Родители еще были живы. Отец жадно принюхивался ко времени. Мерил связями и деньгами новую географию. Хищно готовился к прыжку. Отсутствовал месяцами. Мать медленно сходила с ума. Забывала, какой день и час, могла днями не есть, не знала, где туалет, и острый запах мочи стал единственным запахом родительского дома. Лариса предлагала забрать мать к себе. Павлу это был неудобно. Ему нравилось навещать. Наведываться. Он ночевал у Елены Семеновны с разными подругами, представляя их медсестрами и сиделками. Дело было не в сексе, до которого часто не доходило, и не в жажде маленьких случайных приключений. Ему нужны были зрители материнского позора. Елена Семеновна протестовала: метила им туфли, как старая кошка. Когда Павел Иванович застукал мать, сидящую на корточках в коридоре, он едва сдержался, чтобы не дать ей затрещину. «Держи ровно спину, убери со стола локти…» Уроки хороших манер закончились. Но вместо жалости Павел испытывал стыдное торжество и брезгливость. Он договорился с психиатрической клиникой и положил Елену Семеновну туда, полагая, что хороший уход и компания единомышленников – это как раз то, что нужно.
Лариса забрала мать домой. «Твое дело», – сказал Павел и переехал за город. Так было даже лучше – облицовка, бассейн, регулярный сад… Конечный этап строительства растянулся на годы. И Павел контролировал и вникал с интересом, который ему самому казался живым и здоровым. Ему было радостно и свободно.
Он влюбился тем летом. Он испытывал только счастье и ничего больше. Ни угрызений совести, ни беспокойства, ни тревоги, ни желания глядеть на себя со стороны и изнутри.
Любовь – это когда не нужно говорить «прости».
Любовь не нуждается в извинениях.
Любовь – это когда ни о чем не нужно жалеть.
Они смотрели «Love story» на видео. Кассета была лицензионной, хорошего качества, без перевода. Love means never having to say you’re sorry.
«Не нуждается в извинениях», – настаивал он.
«Ни о чем не нужно жалеть», – смеялась она.
Жена карьерного дипломата. Рыжая, прошитая веснушками, как блестками. У нее была желтая лихорадка, которую она называла то желтым билетом, то золотой картой… У нее был муж, чья звезда загоралась в Юго-Восточной Азии. Она лечилась и уезжала, чтобы вернуться – с новым приступом болезни, приобретавшей хроническую форму. Лето длилось почти пять лет.
«Ты убила меня в тридцать три… А похоронишь в тридцать семь», – говорил он, зная, что разведется и похоронит себя для других женщин, женившись на ней. Не для того, чтобы иметь детей, а для того, чтобы просыпаться с женщиной, рядом с которой мир не нуждается в извинениях.
Отец нагрянул неожиданно. Попал в голость и предвечернюю случайную страсть. Одеться не дал. Сел в кресло, откашлялся. Налил себе вина из початой ими бутылки, выпил залпом, не пытаясь разобраться во вкусе, спросил: «Как порол его, знаешь? Рассказывал? Как пластинку Джо Дассена он у меня попер? Как прыщи свои, идиот, ртутной мазью натирал? Мать у него сейчас болеет. Знаешь?»
Она покачала головой.
«Значит, просто так третесь? – подытожил отец. – Пошла вон!»

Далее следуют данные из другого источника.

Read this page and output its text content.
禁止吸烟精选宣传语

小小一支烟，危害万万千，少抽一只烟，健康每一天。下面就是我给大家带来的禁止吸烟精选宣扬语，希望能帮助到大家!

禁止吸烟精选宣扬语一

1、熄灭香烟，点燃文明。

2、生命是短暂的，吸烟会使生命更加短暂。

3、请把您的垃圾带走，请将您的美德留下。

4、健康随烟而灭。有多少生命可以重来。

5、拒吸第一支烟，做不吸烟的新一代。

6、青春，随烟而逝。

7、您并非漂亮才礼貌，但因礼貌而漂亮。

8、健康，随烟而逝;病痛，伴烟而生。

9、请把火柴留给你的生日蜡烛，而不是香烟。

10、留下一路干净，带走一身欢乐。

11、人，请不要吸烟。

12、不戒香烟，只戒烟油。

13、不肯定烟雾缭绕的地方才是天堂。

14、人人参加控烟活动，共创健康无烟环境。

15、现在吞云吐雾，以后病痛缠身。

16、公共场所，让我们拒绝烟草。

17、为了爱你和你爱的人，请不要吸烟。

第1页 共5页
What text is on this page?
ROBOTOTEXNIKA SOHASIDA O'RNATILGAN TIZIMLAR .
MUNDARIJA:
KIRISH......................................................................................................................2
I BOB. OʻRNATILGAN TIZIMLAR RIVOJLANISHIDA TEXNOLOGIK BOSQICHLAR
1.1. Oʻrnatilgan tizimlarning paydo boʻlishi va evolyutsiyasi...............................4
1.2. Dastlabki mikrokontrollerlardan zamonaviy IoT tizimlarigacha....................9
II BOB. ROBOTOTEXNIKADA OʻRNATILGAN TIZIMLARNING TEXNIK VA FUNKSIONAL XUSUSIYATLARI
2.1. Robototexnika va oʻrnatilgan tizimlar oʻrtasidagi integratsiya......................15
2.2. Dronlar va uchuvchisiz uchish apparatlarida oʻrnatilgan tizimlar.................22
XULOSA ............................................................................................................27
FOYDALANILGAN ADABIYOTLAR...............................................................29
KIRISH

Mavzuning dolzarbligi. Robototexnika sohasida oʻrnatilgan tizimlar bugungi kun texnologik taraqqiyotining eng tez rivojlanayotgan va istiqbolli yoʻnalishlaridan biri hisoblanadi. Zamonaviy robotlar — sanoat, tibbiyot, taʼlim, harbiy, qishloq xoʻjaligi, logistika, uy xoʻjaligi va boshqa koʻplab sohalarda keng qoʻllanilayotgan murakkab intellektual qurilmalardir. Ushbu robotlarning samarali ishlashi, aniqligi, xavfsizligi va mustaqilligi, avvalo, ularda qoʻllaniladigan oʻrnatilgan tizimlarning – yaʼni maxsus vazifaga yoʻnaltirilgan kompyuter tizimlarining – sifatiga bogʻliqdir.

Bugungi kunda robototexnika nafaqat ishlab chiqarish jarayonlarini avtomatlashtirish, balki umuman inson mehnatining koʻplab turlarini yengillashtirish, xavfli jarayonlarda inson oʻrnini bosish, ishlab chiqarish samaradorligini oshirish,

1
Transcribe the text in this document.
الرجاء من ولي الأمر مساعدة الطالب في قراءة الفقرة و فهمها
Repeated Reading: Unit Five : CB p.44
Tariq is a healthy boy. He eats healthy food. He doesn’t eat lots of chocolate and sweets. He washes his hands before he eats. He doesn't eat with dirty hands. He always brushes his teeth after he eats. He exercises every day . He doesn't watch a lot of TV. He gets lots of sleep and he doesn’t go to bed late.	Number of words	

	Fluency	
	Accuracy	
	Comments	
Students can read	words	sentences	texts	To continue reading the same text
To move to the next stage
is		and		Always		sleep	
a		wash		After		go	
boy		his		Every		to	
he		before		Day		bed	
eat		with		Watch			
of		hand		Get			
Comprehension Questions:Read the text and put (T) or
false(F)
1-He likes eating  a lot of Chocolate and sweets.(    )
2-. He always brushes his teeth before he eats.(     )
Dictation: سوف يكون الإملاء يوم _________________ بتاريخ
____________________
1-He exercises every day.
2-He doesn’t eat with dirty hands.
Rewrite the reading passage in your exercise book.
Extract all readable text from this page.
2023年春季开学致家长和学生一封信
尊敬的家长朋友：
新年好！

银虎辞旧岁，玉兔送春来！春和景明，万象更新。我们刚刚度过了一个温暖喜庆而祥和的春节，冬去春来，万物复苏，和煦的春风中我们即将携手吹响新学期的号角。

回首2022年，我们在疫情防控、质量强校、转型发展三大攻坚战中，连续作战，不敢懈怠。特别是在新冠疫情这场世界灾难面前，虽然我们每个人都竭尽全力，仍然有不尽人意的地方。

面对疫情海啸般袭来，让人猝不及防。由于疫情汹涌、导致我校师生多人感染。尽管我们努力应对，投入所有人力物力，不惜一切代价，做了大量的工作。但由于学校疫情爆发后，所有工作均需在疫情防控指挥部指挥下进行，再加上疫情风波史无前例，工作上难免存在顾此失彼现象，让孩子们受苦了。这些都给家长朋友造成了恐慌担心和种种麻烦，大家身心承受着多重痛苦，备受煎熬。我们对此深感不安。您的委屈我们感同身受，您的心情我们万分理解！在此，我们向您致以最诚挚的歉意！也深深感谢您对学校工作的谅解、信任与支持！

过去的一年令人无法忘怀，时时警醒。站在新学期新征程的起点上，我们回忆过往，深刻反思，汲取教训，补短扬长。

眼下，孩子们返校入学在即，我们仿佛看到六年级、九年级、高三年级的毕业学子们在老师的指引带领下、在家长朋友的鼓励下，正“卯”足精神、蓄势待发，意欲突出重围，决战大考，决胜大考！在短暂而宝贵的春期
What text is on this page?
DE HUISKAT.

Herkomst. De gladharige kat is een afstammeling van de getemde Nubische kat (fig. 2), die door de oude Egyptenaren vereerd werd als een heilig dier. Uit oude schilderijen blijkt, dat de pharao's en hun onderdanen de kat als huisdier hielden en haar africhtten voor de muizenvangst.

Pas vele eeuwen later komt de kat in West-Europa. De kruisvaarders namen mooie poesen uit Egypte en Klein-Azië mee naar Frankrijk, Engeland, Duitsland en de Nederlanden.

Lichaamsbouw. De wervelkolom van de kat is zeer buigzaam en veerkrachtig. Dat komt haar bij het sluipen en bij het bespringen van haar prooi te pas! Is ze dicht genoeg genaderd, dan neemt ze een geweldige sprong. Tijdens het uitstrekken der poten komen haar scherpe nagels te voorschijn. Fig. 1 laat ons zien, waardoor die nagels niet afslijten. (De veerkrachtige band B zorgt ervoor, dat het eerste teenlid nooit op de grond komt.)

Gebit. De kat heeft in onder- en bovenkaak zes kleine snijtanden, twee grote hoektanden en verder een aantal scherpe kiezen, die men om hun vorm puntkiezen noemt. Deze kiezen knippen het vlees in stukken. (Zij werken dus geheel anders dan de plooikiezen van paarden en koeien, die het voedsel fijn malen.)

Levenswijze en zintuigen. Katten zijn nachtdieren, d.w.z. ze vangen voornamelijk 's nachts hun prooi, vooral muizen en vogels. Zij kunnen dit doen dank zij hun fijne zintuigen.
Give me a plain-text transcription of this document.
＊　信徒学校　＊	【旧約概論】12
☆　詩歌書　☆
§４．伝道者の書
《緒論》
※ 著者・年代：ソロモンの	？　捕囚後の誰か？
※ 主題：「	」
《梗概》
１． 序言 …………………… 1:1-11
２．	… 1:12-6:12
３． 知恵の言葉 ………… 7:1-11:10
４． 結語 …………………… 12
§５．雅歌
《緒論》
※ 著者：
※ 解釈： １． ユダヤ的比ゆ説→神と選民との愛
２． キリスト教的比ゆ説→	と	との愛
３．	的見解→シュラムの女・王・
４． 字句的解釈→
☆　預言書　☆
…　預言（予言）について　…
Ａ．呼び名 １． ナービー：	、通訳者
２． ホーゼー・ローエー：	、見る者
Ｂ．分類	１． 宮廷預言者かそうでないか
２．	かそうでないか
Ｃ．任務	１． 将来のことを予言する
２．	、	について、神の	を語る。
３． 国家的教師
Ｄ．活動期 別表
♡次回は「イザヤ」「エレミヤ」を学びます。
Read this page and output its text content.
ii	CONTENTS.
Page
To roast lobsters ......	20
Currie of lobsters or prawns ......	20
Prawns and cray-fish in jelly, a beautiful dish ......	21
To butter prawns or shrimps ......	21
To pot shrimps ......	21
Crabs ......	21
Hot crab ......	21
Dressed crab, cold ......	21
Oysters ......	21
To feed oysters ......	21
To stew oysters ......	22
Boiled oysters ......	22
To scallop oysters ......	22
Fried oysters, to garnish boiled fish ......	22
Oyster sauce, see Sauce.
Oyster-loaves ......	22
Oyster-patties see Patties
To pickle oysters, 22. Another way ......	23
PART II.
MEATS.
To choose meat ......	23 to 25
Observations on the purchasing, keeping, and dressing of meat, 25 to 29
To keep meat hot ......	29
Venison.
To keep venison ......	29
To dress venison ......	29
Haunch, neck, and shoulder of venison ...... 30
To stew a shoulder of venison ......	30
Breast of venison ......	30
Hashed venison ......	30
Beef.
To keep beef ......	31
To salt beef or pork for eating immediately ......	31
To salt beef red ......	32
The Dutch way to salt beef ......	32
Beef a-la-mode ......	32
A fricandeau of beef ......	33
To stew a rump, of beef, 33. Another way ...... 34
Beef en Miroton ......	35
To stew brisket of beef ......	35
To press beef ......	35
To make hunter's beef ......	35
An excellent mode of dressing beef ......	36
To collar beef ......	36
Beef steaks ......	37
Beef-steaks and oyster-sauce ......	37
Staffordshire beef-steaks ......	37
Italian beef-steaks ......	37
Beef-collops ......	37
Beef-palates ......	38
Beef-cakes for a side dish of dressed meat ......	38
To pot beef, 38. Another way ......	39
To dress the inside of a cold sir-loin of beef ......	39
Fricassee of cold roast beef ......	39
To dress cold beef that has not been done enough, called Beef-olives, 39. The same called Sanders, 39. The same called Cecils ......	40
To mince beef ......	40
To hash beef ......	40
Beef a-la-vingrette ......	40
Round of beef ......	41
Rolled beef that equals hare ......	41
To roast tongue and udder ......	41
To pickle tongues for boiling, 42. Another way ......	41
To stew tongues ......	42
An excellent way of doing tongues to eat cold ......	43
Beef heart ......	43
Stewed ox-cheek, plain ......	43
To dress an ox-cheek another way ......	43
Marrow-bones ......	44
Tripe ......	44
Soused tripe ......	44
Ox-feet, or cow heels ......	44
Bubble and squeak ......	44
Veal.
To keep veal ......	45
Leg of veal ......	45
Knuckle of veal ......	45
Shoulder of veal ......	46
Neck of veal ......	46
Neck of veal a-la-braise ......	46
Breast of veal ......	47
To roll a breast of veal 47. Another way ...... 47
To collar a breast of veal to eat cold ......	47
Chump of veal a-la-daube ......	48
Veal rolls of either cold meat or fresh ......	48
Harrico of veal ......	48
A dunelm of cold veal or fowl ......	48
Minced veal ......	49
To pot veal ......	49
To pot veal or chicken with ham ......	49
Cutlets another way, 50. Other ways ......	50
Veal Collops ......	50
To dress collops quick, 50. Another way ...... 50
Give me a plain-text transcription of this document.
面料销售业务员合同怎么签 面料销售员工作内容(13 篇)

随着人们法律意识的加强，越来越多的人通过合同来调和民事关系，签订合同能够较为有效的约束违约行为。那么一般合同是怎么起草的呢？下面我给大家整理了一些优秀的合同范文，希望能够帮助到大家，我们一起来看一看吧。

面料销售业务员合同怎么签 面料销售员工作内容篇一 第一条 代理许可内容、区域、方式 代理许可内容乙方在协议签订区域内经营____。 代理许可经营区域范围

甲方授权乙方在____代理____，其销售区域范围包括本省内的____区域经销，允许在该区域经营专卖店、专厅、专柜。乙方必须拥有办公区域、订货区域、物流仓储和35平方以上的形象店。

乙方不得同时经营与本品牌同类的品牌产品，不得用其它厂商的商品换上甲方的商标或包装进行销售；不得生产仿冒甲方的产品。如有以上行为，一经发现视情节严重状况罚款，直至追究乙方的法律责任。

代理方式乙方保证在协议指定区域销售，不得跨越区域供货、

Она засмеялась. Павел хотел надеяться, что это от неловкости, с перепугу. Но она смеялась раскатисто и содержательно, как дети в цирке.
Ощупывая все, что осталось от пяти лет безмятежности, Павел Иванович давно не называет это любовью. Но не обесценивает, потому что видит во всех ее веснушках открытие мира, где у штанов, машин, вин и коньяков появлялись имена, годы рождения и причудливые биографии, которые хотелось почему-то знать. Наслаждаться ими. Пробовать. Покупать. Трогать. Владеть.
Этот мир, наверное, не впустил бы Павла Ивановича без экскурсовода. Да он и сам бы не пошел. Что толку рассматривать благостный портрет Беатриче Ченчи, не ведая, что она была отцеубийцей?